CVE‑2026‑45604 is not the first security hole in the Windows Application Identity service. Past vulnerabilities, such as CVE‑2020‑1700 and CVE‑2021‑27072, have demonstrated that AppIDSvc, despite its small attack surface, can be a goldmine for information disclosure. Each incident has led to incremental hardening, and the 2026 fix continues that trend. However, the recurrence suggests that the service’s design might benefit from a deeper architectural review — perhaps by moving sensitive policy processing into a more isolated, kernel‑mode component or by leveraging virtualization‑based security (VBS) enclaves.

Steps for Windows enthusiasts and home users

For Windows enthusiasts and home users who have tinkered with Application Control policies via tools like WDAC Wizard, this vulnerability serves as a reminder that App Control is a powerful but double‑edged sword. If you have enabled Managed Installer for a custom software updater (e.g., Chocolatey, Winget with custom trust), you should apply the June 2026 update immediately. Once patched, consider reviewing your App Control policies to ensure Managed Installer rules are as narrow as possible. Never use wildcard paths or “Allowed: All” signatures for managed installers, as these choices would amplify the impact of any future information disclosure.

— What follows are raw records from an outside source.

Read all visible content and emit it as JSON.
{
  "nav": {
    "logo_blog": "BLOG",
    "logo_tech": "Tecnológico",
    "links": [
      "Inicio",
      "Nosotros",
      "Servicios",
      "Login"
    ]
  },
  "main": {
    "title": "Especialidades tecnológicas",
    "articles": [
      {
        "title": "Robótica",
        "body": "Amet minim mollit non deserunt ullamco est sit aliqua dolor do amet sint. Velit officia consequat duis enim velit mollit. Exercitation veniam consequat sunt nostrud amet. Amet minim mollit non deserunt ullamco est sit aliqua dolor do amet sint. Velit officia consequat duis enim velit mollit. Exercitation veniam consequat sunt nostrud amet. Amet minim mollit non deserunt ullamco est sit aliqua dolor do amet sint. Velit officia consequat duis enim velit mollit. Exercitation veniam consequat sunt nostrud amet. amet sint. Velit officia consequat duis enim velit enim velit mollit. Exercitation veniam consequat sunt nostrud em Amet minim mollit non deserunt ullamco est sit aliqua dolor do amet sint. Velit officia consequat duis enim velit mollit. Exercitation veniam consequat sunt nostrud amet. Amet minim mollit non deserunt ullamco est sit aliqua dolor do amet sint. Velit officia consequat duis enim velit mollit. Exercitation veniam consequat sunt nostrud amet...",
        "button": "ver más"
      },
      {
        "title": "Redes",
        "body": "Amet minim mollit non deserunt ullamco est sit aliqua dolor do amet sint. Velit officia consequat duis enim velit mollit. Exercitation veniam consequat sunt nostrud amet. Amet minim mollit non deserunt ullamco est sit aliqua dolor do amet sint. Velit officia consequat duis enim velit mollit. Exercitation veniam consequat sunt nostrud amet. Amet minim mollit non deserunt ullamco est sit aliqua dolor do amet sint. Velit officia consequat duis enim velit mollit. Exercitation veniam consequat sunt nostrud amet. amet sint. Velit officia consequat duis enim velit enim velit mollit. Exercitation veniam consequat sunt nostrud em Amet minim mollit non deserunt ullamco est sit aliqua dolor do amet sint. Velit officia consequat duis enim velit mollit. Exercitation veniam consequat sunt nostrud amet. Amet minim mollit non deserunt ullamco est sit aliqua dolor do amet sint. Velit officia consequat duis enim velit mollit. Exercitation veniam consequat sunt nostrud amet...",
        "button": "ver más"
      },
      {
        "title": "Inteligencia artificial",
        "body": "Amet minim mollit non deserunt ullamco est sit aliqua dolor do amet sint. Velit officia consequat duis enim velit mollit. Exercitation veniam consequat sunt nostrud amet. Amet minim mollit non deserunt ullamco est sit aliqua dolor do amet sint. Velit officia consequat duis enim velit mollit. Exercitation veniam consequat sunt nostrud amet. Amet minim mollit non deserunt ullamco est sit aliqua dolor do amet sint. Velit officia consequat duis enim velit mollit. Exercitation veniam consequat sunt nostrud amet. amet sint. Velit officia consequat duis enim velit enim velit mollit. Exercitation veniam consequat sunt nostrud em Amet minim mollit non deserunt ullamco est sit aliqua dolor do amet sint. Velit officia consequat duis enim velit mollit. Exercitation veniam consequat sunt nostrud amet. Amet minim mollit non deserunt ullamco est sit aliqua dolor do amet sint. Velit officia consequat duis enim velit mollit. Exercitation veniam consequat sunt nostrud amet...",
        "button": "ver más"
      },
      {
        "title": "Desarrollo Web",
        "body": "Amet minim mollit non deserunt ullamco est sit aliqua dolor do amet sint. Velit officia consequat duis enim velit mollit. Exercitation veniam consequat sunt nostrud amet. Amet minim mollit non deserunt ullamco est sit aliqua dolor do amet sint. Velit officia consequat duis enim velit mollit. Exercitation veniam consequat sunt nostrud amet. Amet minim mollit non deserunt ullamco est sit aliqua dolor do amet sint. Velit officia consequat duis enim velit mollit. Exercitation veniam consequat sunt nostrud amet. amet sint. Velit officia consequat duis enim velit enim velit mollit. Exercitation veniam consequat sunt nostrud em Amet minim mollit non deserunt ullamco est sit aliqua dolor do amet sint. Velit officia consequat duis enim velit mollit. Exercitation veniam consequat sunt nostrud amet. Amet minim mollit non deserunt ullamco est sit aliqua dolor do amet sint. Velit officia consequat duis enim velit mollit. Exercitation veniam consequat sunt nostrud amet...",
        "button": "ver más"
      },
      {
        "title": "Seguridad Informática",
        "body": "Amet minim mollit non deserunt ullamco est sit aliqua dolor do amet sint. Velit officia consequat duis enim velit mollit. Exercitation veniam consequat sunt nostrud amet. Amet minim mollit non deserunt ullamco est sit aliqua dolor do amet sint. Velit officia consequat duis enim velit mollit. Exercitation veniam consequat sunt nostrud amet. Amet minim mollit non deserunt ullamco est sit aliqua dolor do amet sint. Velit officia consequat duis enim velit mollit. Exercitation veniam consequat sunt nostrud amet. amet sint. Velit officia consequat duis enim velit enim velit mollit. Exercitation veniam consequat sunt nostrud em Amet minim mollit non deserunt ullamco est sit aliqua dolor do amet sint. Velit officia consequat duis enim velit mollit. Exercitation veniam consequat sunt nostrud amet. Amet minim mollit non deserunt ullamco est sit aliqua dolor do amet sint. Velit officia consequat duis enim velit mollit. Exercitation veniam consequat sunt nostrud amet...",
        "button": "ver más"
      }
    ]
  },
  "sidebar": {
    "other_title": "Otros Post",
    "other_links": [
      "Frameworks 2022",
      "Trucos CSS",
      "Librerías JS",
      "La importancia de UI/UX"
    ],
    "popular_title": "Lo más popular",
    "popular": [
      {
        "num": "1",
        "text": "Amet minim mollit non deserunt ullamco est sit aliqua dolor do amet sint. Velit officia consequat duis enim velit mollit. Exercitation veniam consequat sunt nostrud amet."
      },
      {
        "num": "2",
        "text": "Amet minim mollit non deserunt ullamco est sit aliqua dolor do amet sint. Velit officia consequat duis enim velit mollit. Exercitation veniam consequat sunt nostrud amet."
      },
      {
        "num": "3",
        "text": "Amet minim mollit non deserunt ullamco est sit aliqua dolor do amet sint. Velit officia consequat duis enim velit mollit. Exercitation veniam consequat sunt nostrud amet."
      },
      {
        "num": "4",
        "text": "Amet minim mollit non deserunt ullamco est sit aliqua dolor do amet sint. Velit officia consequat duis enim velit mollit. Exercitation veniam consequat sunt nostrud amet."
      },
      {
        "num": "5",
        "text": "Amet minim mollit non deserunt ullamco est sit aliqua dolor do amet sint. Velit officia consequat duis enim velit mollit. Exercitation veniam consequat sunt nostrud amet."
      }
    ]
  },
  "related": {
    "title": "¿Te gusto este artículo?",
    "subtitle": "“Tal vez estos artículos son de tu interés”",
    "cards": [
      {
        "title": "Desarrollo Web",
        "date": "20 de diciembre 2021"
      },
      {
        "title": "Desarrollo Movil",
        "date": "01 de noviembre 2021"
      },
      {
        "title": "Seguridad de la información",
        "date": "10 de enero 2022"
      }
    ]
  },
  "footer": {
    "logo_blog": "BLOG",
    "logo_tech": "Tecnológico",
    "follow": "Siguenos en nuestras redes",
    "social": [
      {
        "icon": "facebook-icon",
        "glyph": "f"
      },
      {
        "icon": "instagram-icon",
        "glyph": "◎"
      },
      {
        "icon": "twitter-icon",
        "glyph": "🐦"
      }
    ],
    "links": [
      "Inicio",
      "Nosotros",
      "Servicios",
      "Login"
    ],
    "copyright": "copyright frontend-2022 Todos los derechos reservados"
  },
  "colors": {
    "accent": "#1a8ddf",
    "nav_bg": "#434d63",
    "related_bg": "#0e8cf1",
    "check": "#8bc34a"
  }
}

What’s next for App Control for Business?

Microsoft is actively evolving its application trust architecture. At Build 2026, the company teased “Smart Managed Installer” that uses cloud‑based reputation and machine learning to dynamically authorize installers, reducing reliance on static, on‑device policy. While such advancements are promising, the vast majority of current deployments rely on the traditional XML‑based policy model. CVE‑2026‑45604 underscores the need for organizations to keep that policy tightly scoped and to layer additional security controls — endpoint detection and response (EDR) systems can detect anomalous behavior even from “trusted” processes.

Conclusion

CVE‑2026‑45604 may not carry a Critical severity rating, but for security‑conscious enterprises using Windows App Control for Business, it represents a chink in the armor of a key defensive technology. The information disclosure could give attackers the intelligence they need to circumvent application whitelisting — the very purpose of which is to block untrusted code. By releasing the patch as part of the June 2026 Patch Tuesday, Microsoft has given defenders the tool to close that gap. The priority now is rapid deployment, coupled with a review of Managed Installer policies to ensure they follow the principle of least privilege.

As always, staying current with Windows updates is the single most effective measure against known vulnerabilities. For organizations that have not yet enabled automatic updates via Group Policy or Microsoft Intune, CVE‑2026‑45604 is another argument in favor of doing so. The patch is ready; the ball is in the administrators’ court.